28 Mart 2010Milliyet
Sevgili Hasan,
“Senede bir gün” senin Milliyet’teki köşeni işgal etmek ve Açık Radyo’nun serencâmını konuşmak, âdet halini alıyor galiba.Bu çok hoş birşey.
Dinleyici desteğine büyük önem ve öncelik veren radyomuzun 7. “şenliği”nin sonuna varıyoruz artık.
Aslında, oldukça karanlık bir dönemden geçiyoruz:İklim, ekonomi, siyaset ve kültür? Hayatımızın ana çerçevesini belirleyen bu alanlarda büyük çalkantılar yaşanıyor.
Biraz kocaman laflarla söylersek, insanlığın alacakaranlık kuşağındaki huzursuz yolculuğu alabildiğine sürüyor. Devre dışı kalan akıl, kol gezen korku ve hızlanan kargaşa... Siyaset bilimci Wallerstein’in deyişiyle: Günlük hayatımızın nesnesi olarak kaos. Neyse ki,kendimizi kurtarabilecek, psikolojik inkârcılığın, umutsuzluğun ya da yalancı iyimserliğin ötesine geçebilecek zamanımız var hâlâ biraz.
Yangın yerine dönmüş bu dünyanın ortalık yerinde birtakım sıradan insanlar, onların oluşturdukları çekirdek gruplar, küçük ama dirençli kuruluşlar boy atıyor. Dizginlerinden boşanmış şirketlere, onların boyunduruğundaki medya ile siyasetçilere boyun eğmeyi reddeden kararlı kadınlarla erkekler var.
Gazeteci Hari’nin deyişiyle, “sendelemeyen, aksine, dünya kötüleştikçe onu düzeltmek için daha fazla uğraşma gereğinin farkına varmış” insanlar...
Açık Radyo, bu grupçuklardan biri. Cinnetin eşiğindeki bir âlemi anlamak ve anlamlandırmak gibi zorlu bir işe kalkışıyor nicedir. Olup bitenleri sâkin ve duru bir tonla kimi zaman müziklerle, dolaylı yoldan anlatmaya çalışıyor.Yazar dostumuz Halil Turhanlı’nın geçen gün dediği gibi, elitist olmadan, medyokrasiye de sapmadan yapıyor bunu.Gezegenin çöküşü, savaş ve barış,hak ve hukuk,yoksunluk ve yoksulluk meselelerinin hepimiz tarafından iyice anlaşılması canalıcı önemde. İklim bilimci Hansen’ın söylediği gibi: “Bu meseleler hakkında iyice bilgi ve enformasyon sahibi olmak şart ... Çünkü hükümetlere, yani kamuoyunu korumak, ânında doğru dürüst çözümler getirmek için para alan bu insanlara güvenemiyoruz artık. Politikacılar hamle etmekten âciz, ayak sürüyüp duruyor.” Dolayısıyla, iş başa düşüyor.

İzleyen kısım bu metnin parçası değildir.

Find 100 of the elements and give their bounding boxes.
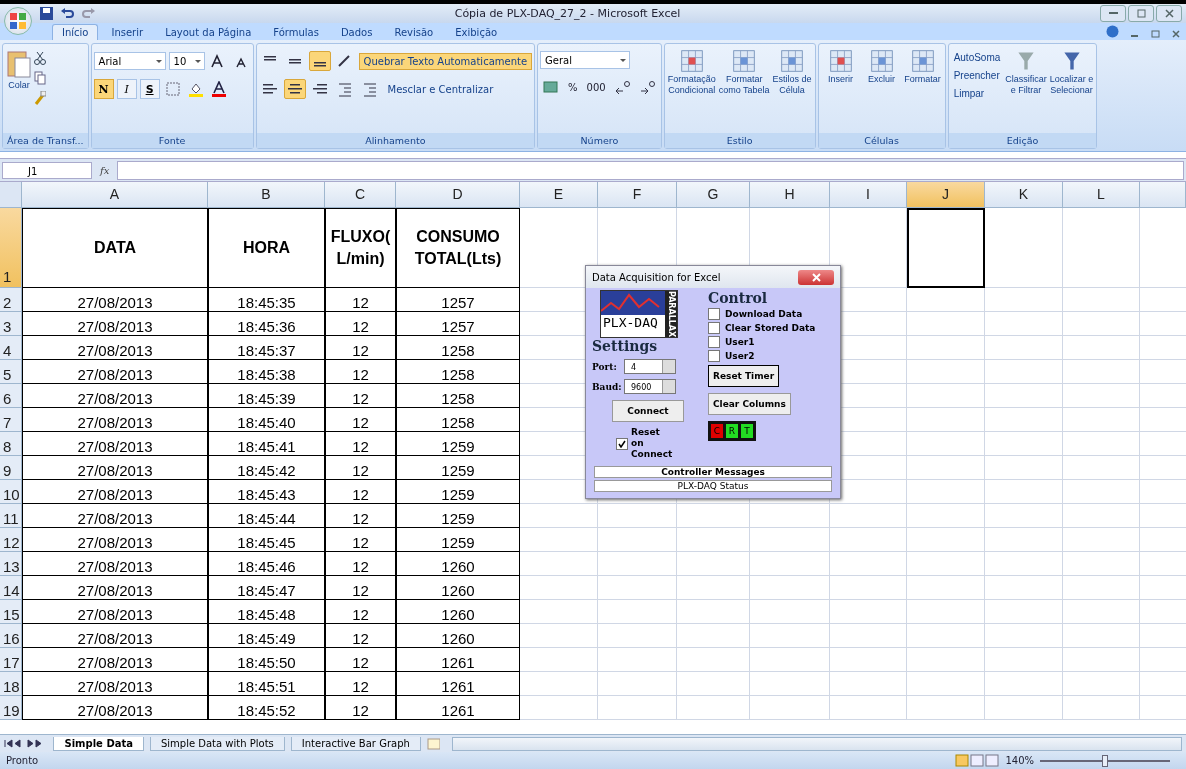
- checkbox[interactable]: [708, 336, 720, 348]
- row-header[interactable]: 19: [0, 696, 22, 720]
- ribbon-button[interactable]: Formatar: [902, 47, 943, 86]
- ribbon-tab[interactable]: Dados: [331, 25, 382, 40]
- editing-button[interactable]: Limpar: [950, 87, 1004, 100]
- horizontal-scrollbar[interactable]: [452, 736, 1182, 751]
- row-header[interactable]: 2: [0, 288, 22, 312]
- ribbon-button[interactable]: Localizar e Selecionar: [1048, 47, 1095, 97]
- table-cell: 18:45:36: [208, 312, 325, 336]
- font-name-field[interactable]: Arial: [93, 52, 166, 70]
- table-cell: 27/08/2013: [22, 576, 208, 600]
- help-icon[interactable]: [1106, 25, 1119, 38]
- restore-icon[interactable]: [1151, 30, 1160, 38]
- row-header[interactable]: 7: [0, 408, 22, 432]
- font-size-field[interactable]: 10: [168, 52, 205, 70]
- number-format-field[interactable]: Geral: [540, 51, 631, 69]
- row-header[interactable]: 18: [0, 672, 22, 696]
- ribbon-tab[interactable]: Revisão: [385, 25, 443, 40]
- zoom-slider-thumb[interactable]: [1102, 754, 1108, 767]
- undo-icon[interactable]: [61, 7, 74, 20]
- close-button[interactable]: [1156, 5, 1182, 22]
- align-icon[interactable]: [308, 51, 331, 71]
- close-button[interactable]: [798, 269, 834, 285]
- row-header[interactable]: 11: [0, 504, 22, 528]
- row-header[interactable]: 4: [0, 336, 22, 360]
- name-box[interactable]: J1: [2, 161, 92, 179]
- ribbon-button[interactable]: Inserir: [820, 47, 861, 86]
- row-header[interactable]: 12: [0, 528, 22, 552]
- checkbox[interactable]: [708, 308, 720, 320]
- sheet-tab[interactable]: Simple Data: [53, 736, 144, 751]
- checkbox[interactable]: [616, 437, 628, 450]
- sheet-tab[interactable]: Interactive Bar Graph: [290, 736, 421, 751]
- baud-label: Baud:: [592, 381, 620, 392]
- selected-cell[interactable]: [907, 208, 985, 288]
- scissors-icon[interactable]: [34, 51, 46, 65]
- column-header[interactable]: B: [208, 182, 325, 208]
- row-header[interactable]: 8: [0, 432, 22, 456]
- column-header[interactable]: C: [325, 182, 396, 208]
- editing-button[interactable]: AutoSoma: [950, 51, 1004, 64]
- table-cell: 27/08/2013: [22, 408, 208, 432]
- ribbon-button[interactable]: Formatar como Tabela: [717, 47, 771, 97]
- row-header[interactable]: 14: [0, 576, 22, 600]
- column-header[interactable]: H: [750, 182, 830, 208]
- close-icon: [1164, 9, 1174, 18]
- row-header[interactable]: 17: [0, 648, 22, 672]
- wrap-text-button[interactable]: Quebrar Texto Automaticamente: [358, 52, 533, 70]
- reset-timer-button[interactable]: Reset Timer: [708, 365, 780, 387]
- merge-center-button[interactable]: Mesclar e Centralizar: [383, 81, 498, 97]
- ribbon-tab[interactable]: Layout da Página: [156, 25, 261, 40]
- column-header[interactable]: J: [907, 182, 985, 208]
- copy-icon[interactable]: [34, 71, 46, 85]
- row-header[interactable]: 3: [0, 312, 22, 336]
- ribbon-button[interactable]: Formatação Condicional: [666, 47, 717, 97]
- ribbon-tab[interactable]: Fórmulas: [264, 25, 328, 40]
- column-header[interactable]: L: [1063, 182, 1140, 208]
- editing-button[interactable]: Preencher: [950, 69, 1004, 82]
- ribbon-button[interactable]: Excluir: [861, 47, 902, 86]
- row-header[interactable]: 10: [0, 480, 22, 504]
- checkbox[interactable]: [708, 350, 720, 362]
- office-button[interactable]: [4, 6, 32, 35]
- table-cell: 27/08/2013: [22, 696, 208, 720]
- row-header[interactable]: 5: [0, 360, 22, 384]
- row-header[interactable]: 15: [0, 600, 22, 624]
- connect-button[interactable]: Connect: [612, 400, 684, 423]
- function-button[interactable]: fx: [96, 164, 114, 176]
- column-header[interactable]: K: [985, 182, 1063, 208]
- sheet-tab[interactable]: Simple Data with Plots: [149, 736, 285, 751]
- column-header[interactable]: F: [598, 182, 677, 208]
- column-header[interactable]: G: [677, 182, 750, 208]
- ribbon-button[interactable]: Estilos de Célula: [771, 47, 813, 97]
- align-icon[interactable]: [283, 79, 306, 99]
- ribbon-tab[interactable]: Inserir: [102, 25, 153, 40]
- ribbon-tab[interactable]: Início: [52, 24, 99, 40]
- paste-button[interactable]: Colar: [5, 47, 33, 92]
- number-format-button[interactable]: 000: [583, 79, 609, 95]
- row-header[interactable]: 9: [0, 456, 22, 480]
- row-header[interactable]: 13: [0, 552, 22, 576]
- column-header[interactable]: I: [830, 182, 907, 208]
- save-icon[interactable]: [40, 7, 53, 20]
- close-icon[interactable]: [1172, 30, 1180, 38]
- row-header[interactable]: 1: [0, 208, 22, 288]
- table-header-cell: DATA: [22, 208, 208, 288]
- ribbon-tab[interactable]: Exibição: [446, 25, 507, 40]
- port-select[interactable]: 4: [624, 359, 676, 375]
- grid-icon: [780, 49, 805, 73]
- formula-input[interactable]: [117, 160, 1184, 180]
- baud-select[interactable]: 9600: [624, 379, 676, 395]
- number-format-button[interactable]: %: [565, 79, 581, 95]
- font-style-button[interactable]: S: [139, 79, 160, 99]
- ribbon-button[interactable]: Classificar e Filtrar: [1004, 47, 1048, 97]
- column-header[interactable]: E: [520, 182, 598, 208]
- font-style-button[interactable]: I: [116, 79, 137, 99]
- row-header[interactable]: 16: [0, 624, 22, 648]
- font-style-button[interactable]: N: [93, 79, 114, 99]
- clear-columns-button[interactable]: Clear Columns: [708, 393, 791, 415]
- column-header[interactable]: A: [22, 182, 208, 208]
- checkbox[interactable]: [708, 322, 720, 334]
- minimize-button[interactable]: [1100, 5, 1126, 22]
- row-header[interactable]: 6: [0, 384, 22, 408]
- column-header[interactable]: D: [396, 182, 520, 208]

Demokrasiyi korumak ve yaşatmak, gelecek kuşakları adam gibi bir dünyada yaşatmak, bizim omuzlarımıza yıkılan bir görev. Uğrunda mücadele verdiğimiz politikaların anlaşılmasına, bunun neden hayatlarımızın en âcil kavgası olduğunun anlatılmasına azıcık katkıda bulunmak için bu mütevazı radyo istasyonu var işte elimizde. Dünyamızı anlamlı bir şekilde yorumlamak için elimizdeki ender kaynaklardan biri... Radyocu Wes Nisker, “Haberleri beğenmiyorsan, çık kendi haberini yap!” demiş. Biz de öyle yapmaya çalışıyoruz işte iyi-kötü. Bu mütevazı ve fakat hayatÓ işlevi sürdürmemizde en büyük pay, yedi yıldır bizi desteklemekten geri durmayan dinleyicimize ait, şüphesiz. Yıldan yıla giderek yükselen, hem de krize rağmen yükselen bu destek, şu sıralar giderlerimizin yüzde 40’ını karşılamaya yetiyor.
Dinleyicilerimizin benzeri pek görülmemiş bu desteği, önde gelen sanat, kültür, edebiyat insanlarının bir o kadar benzersiz dayanışmasıyla da mükemmelen bütünleşiyor.Kısacası,yaşamı anlamlı kılan bu çabamızdan vazgeçmiyoruz.
Hasan’cığım, Son olarak, şair Adrienne Rich’den bir alıntı yapıp öyle bitireyim bari: “Yeryüzünde öylesine çok şey harab edildi ki, ben kaderimi, hiçbir olağanüstü gücü olmayan ama inatla ve sapkınca her dönemde tekrar tekrar dünyayı yeniden kuranlarla paylaşmayı seçtim.” Sevgiler, selamlar...Ömer Madra.